Salgado created the “Undocumented Apparel” series as a reaction to the original ad by drawing real undocumented people that are part of his life. The images of the people are also “accompanied by an acidic quote contrasting their lives to American Apparel’s upwardly mobile clientele.”[1] Like much of Salgado’s previous work, the images turned into a form of homage for the people he knows.[2]

Dreamers Adrift[edit]

In 2010 Salgado along with four friends – Jesus Iñiguez, Fernando Romero, and Deisy Hernandez – launched the nationwide media project DREAMers Adrift. Salgado and his colleagues’ mission was to create a space for DREAM Act eligible students to tell their stories through the use of narratives, poetry, visual arts, and blogging. The founders’ main purpose is to give young undocumented people the tools to become empowered and to make themselves visible. The stories published in the website are those of young people who are forced to deal with the current immigration system in the United States.

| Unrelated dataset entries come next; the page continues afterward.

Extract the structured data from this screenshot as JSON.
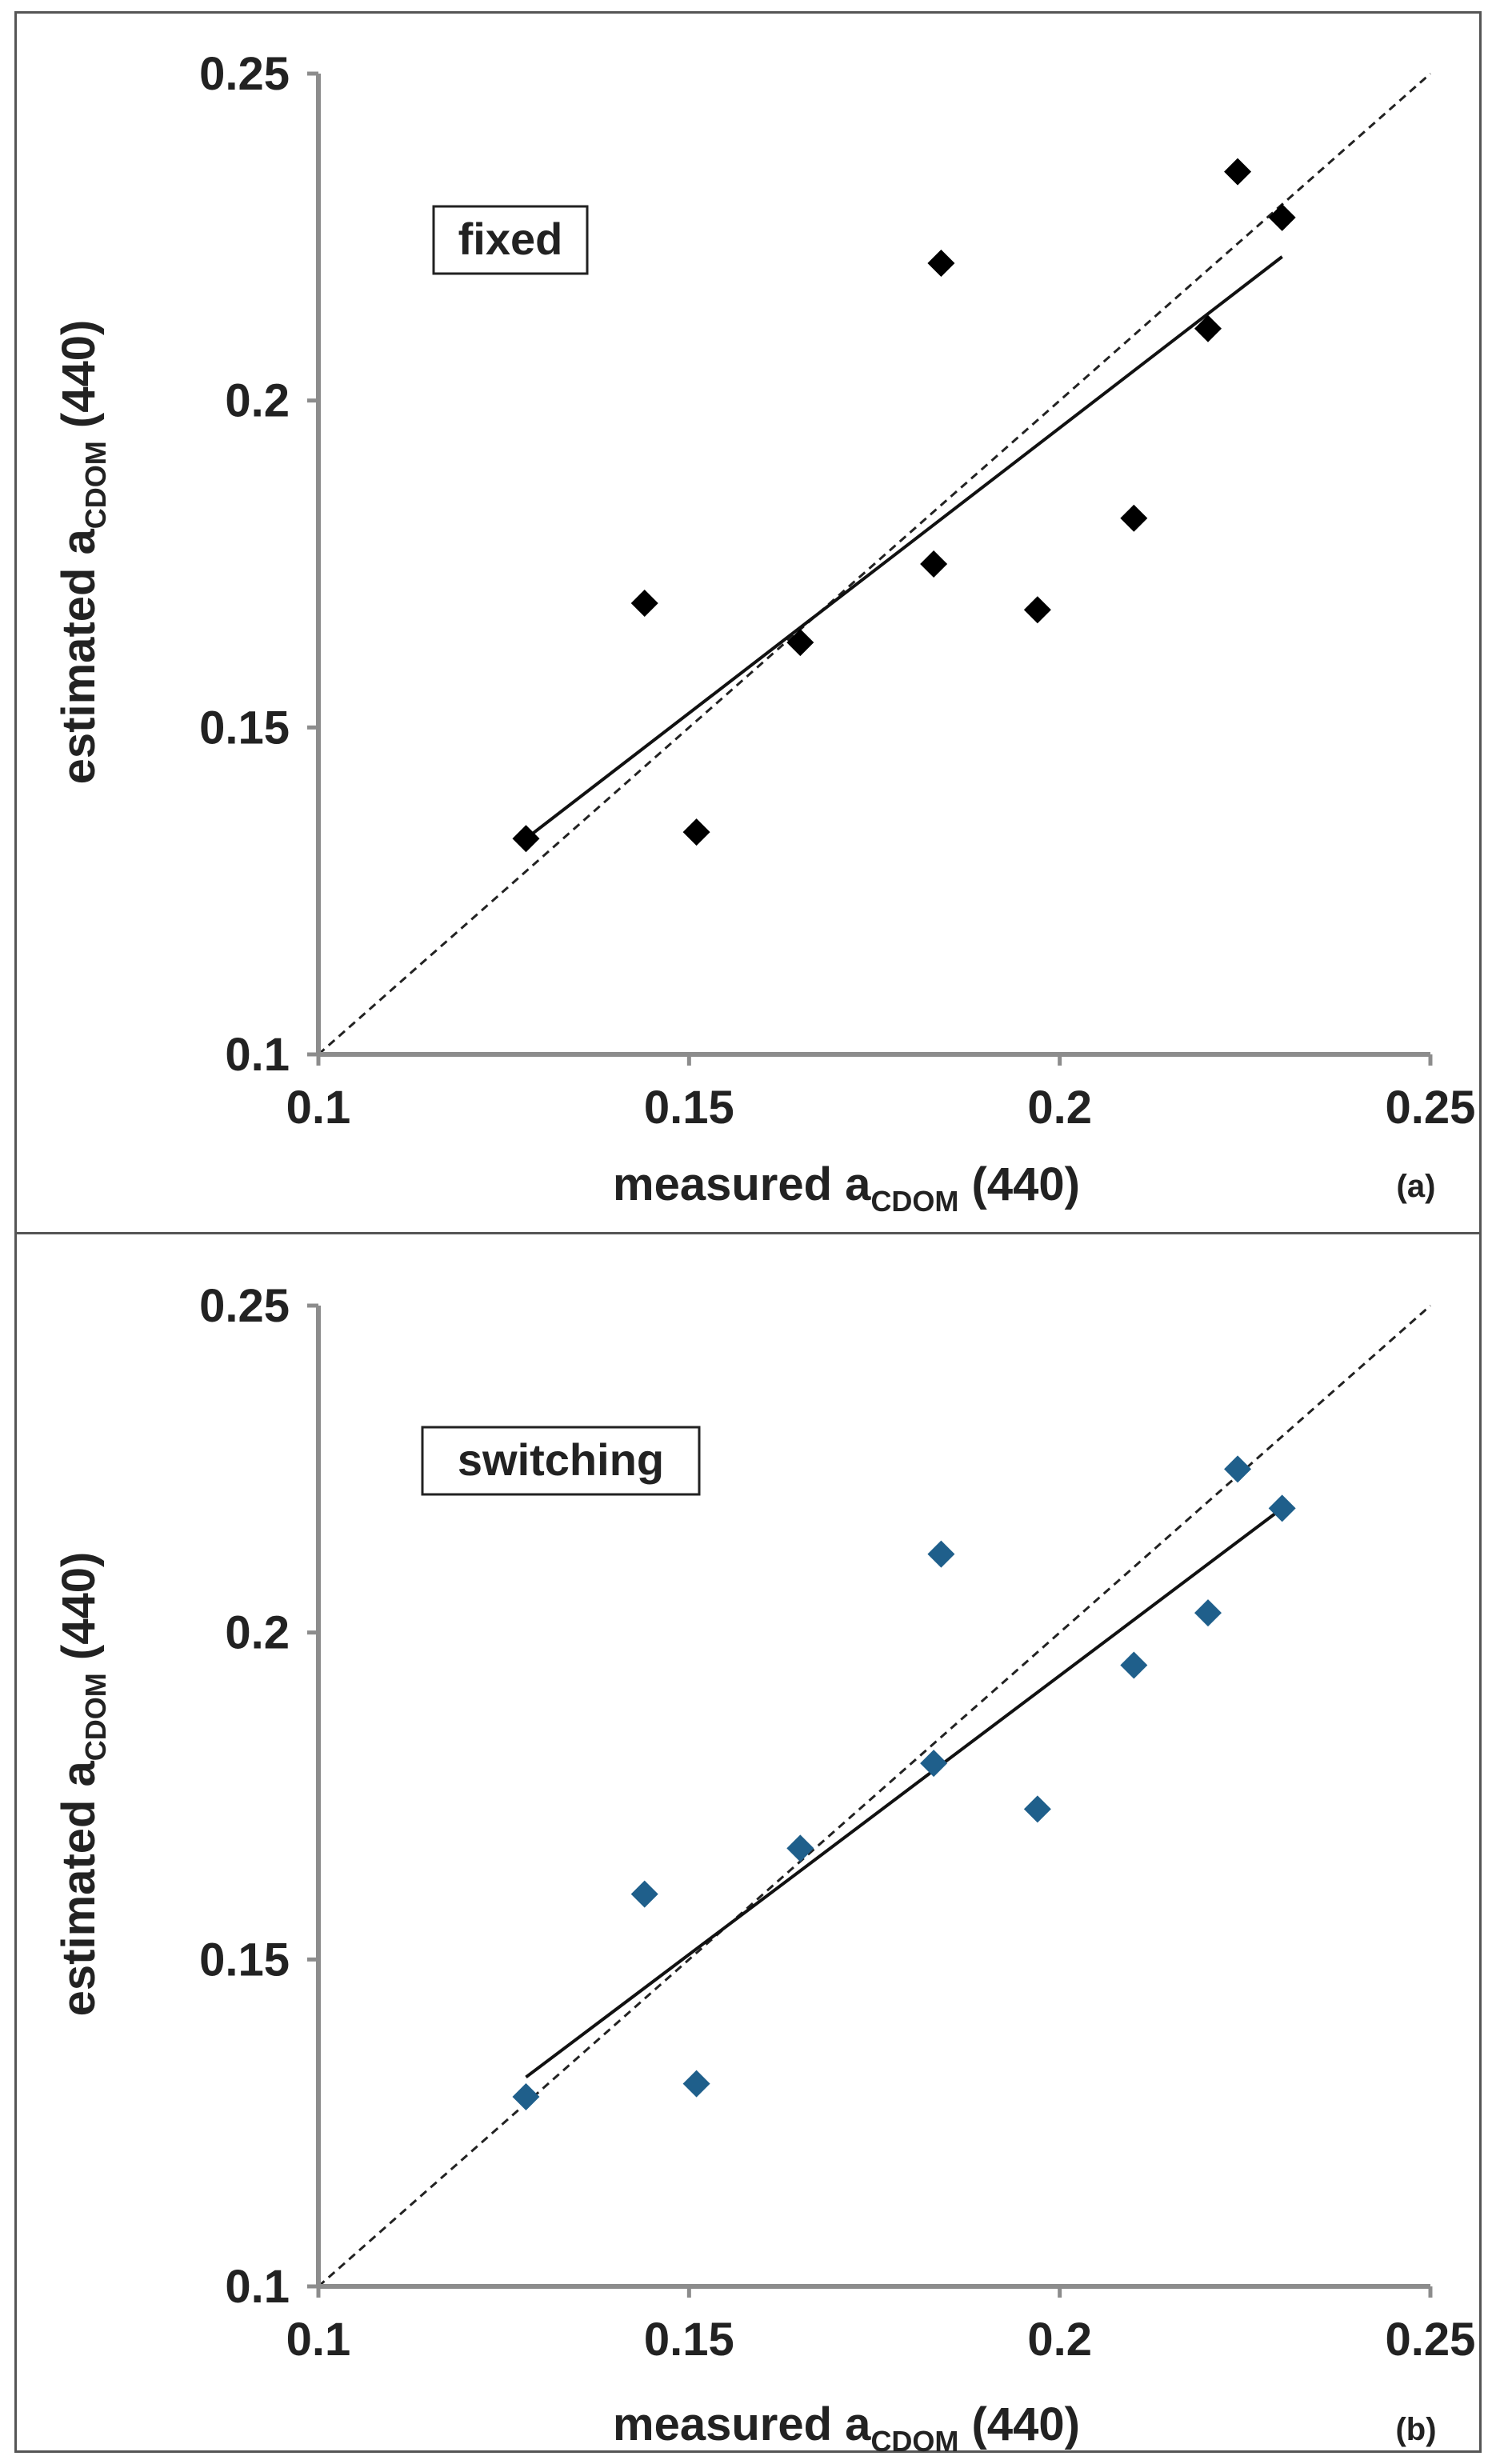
{
  "chart_data": [
    {
      "type": "scatter",
      "panel": "(a)",
      "annotation": "fixed",
      "xlabel": {
        "main": "measured a",
        "sub": "CDOM",
        "suffix": " (440)"
      },
      "ylabel": {
        "main": "estimated a",
        "sub": "CDOM",
        "suffix": " (440)"
      },
      "xlim": [
        0.1,
        0.25
      ],
      "ylim": [
        0.1,
        0.25
      ],
      "xticks": [
        "0.1",
        "0.15",
        "0.2",
        "0.25"
      ],
      "yticks": [
        "0.1",
        "0.15",
        "0.2",
        "0.25"
      ],
      "marker_color": "#000000",
      "points": [
        {
          "x": 0.128,
          "y": 0.133
        },
        {
          "x": 0.144,
          "y": 0.169
        },
        {
          "x": 0.151,
          "y": 0.134
        },
        {
          "x": 0.165,
          "y": 0.163
        },
        {
          "x": 0.183,
          "y": 0.175
        },
        {
          "x": 0.184,
          "y": 0.221
        },
        {
          "x": 0.197,
          "y": 0.168
        },
        {
          "x": 0.21,
          "y": 0.182
        },
        {
          "x": 0.22,
          "y": 0.211
        },
        {
          "x": 0.224,
          "y": 0.235
        },
        {
          "x": 0.23,
          "y": 0.228
        }
      ],
      "fit_line": {
        "x": [
          0.128,
          0.23
        ],
        "y": [
          0.133,
          0.222
        ]
      },
      "identity_line": {
        "x": [
          0.1,
          0.25
        ],
        "y": [
          0.1,
          0.25
        ]
      }
    },
    {
      "type": "scatter",
      "panel": "(b)",
      "annotation": "switching",
      "xlabel": {
        "main": "measured a",
        "sub": "CDOM",
        "suffix": " (440)"
      },
      "ylabel": {
        "main": "estimated a",
        "sub": "CDOM",
        "suffix": " (440)"
      },
      "xlim": [
        0.1,
        0.25
      ],
      "ylim": [
        0.1,
        0.25
      ],
      "xticks": [
        "0.1",
        "0.15",
        "0.2",
        "0.25"
      ],
      "yticks": [
        "0.1",
        "0.15",
        "0.2",
        "0.25"
      ],
      "marker_color": "#1f5f8b",
      "points": [
        {
          "x": 0.128,
          "y": 0.129
        },
        {
          "x": 0.144,
          "y": 0.16
        },
        {
          "x": 0.151,
          "y": 0.131
        },
        {
          "x": 0.165,
          "y": 0.167
        },
        {
          "x": 0.183,
          "y": 0.18
        },
        {
          "x": 0.184,
          "y": 0.212
        },
        {
          "x": 0.197,
          "y": 0.173
        },
        {
          "x": 0.21,
          "y": 0.195
        },
        {
          "x": 0.22,
          "y": 0.203
        },
        {
          "x": 0.224,
          "y": 0.225
        },
        {
          "x": 0.23,
          "y": 0.219
        }
      ],
      "fit_line": {
        "x": [
          0.128,
          0.23
        ],
        "y": [
          0.132,
          0.219
        ]
      },
      "identity_line": {
        "x": [
          0.1,
          0.25
        ],
        "y": [
          0.1,
          0.25
        ]
      }
    }
  ]
}
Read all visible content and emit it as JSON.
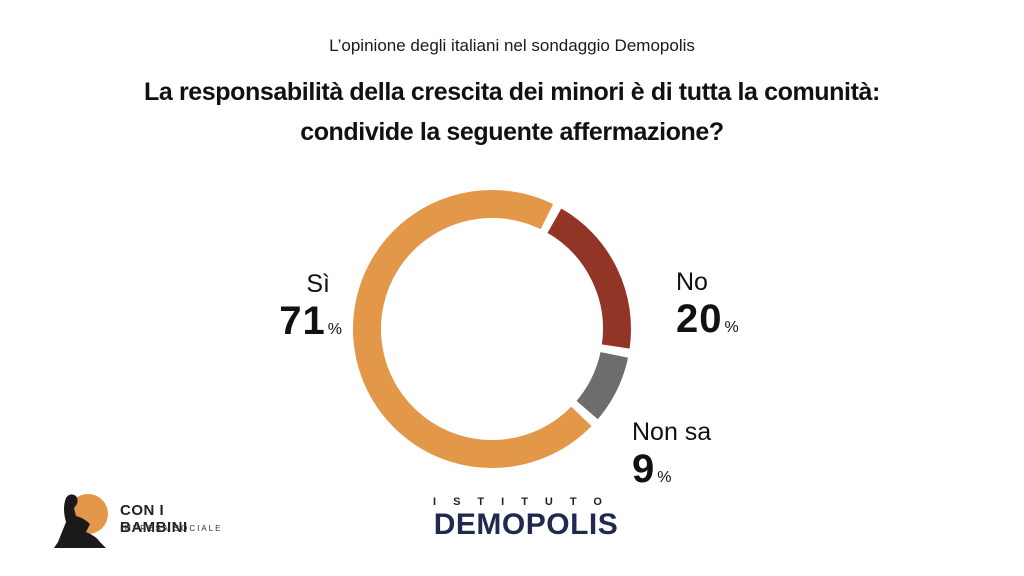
{
  "header": {
    "subtitle": "L’opinione degli italiani nel sondaggio Demopolis",
    "title_line1": "La responsabilità della crescita dei minori è di tutta la comunità:",
    "title_line2": "condivide la seguente affermazione?"
  },
  "chart_data": {
    "type": "pie",
    "variant": "donut",
    "slices": [
      {
        "label": "Sì",
        "value": 71,
        "color": "#E39749"
      },
      {
        "label": "No",
        "value": 20,
        "color": "#923526"
      },
      {
        "label": "Non sa",
        "value": 9,
        "color": "#6B6E6B"
      }
    ],
    "value_suffix": "%",
    "legend": "none"
  },
  "labels": {
    "si": {
      "name": "Sì",
      "value": "71",
      "unit": "%"
    },
    "no": {
      "name": "No",
      "value": "20",
      "unit": "%"
    },
    "non_sa": {
      "name": "Non sa",
      "value": "9",
      "unit": "%"
    }
  },
  "logos": {
    "left_brand": "CON I BAMBINI",
    "left_sub": "IMPRESA SOCIALE",
    "center_top": "ISTITUTO",
    "center_main": "DEMOPOLIS"
  }
}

DREAMersAdrift features a series of videos titled “Undocumented and Awkward” that demonstrate through the use of comedy the predicaments in which numerous of undocumented students find themselves in throughout and after college. Salgado states that many of the situations that are acted out throughout the skits are situations that he has personally found himself in. Some of these moments include narratives of running into an old high-school friend while working in housekeeping at a hotel; getting denied entrance to a dance club because Consular Identifications are not seen as valid forms of identification; and also having to come out to other undocumented people as queer.[10]

“For My Dreamers”[edit]

Salgado dedicates much of his art to the undocumented activists who are in the forefront of the DREAM Act movement. The images include messages in support of the DREAM Act, opposition to anti-immigrant bills, as well as messages of encouragement for undocumented people. Salgado also uses his art in order to raise awareness of deportation cases and the ways that people can take action in order to stop them. Much of his artwork is used in rallies all throughout the United States in support of the DREAM Act.[9]

"I Exist"[edit]

The “I Exist” collection specifically addresses the DREAM Act movement. The images in this collection demand the anti-immigrant discourse in mainstream media to humanize the language and treatment aimed towards undocumented youth. Salgado declares: “The language that anti-immigrant folks have used [aims to]…erase our identities or erase the fact that we exist here. So I wanted with my artwork kind of to say, ‘hey listen, I exist,’ [and] it’s almost like a scream."[7] The images of students wearing cap and gown emphasizes Salgado’s message to decriminalizing undocumented students.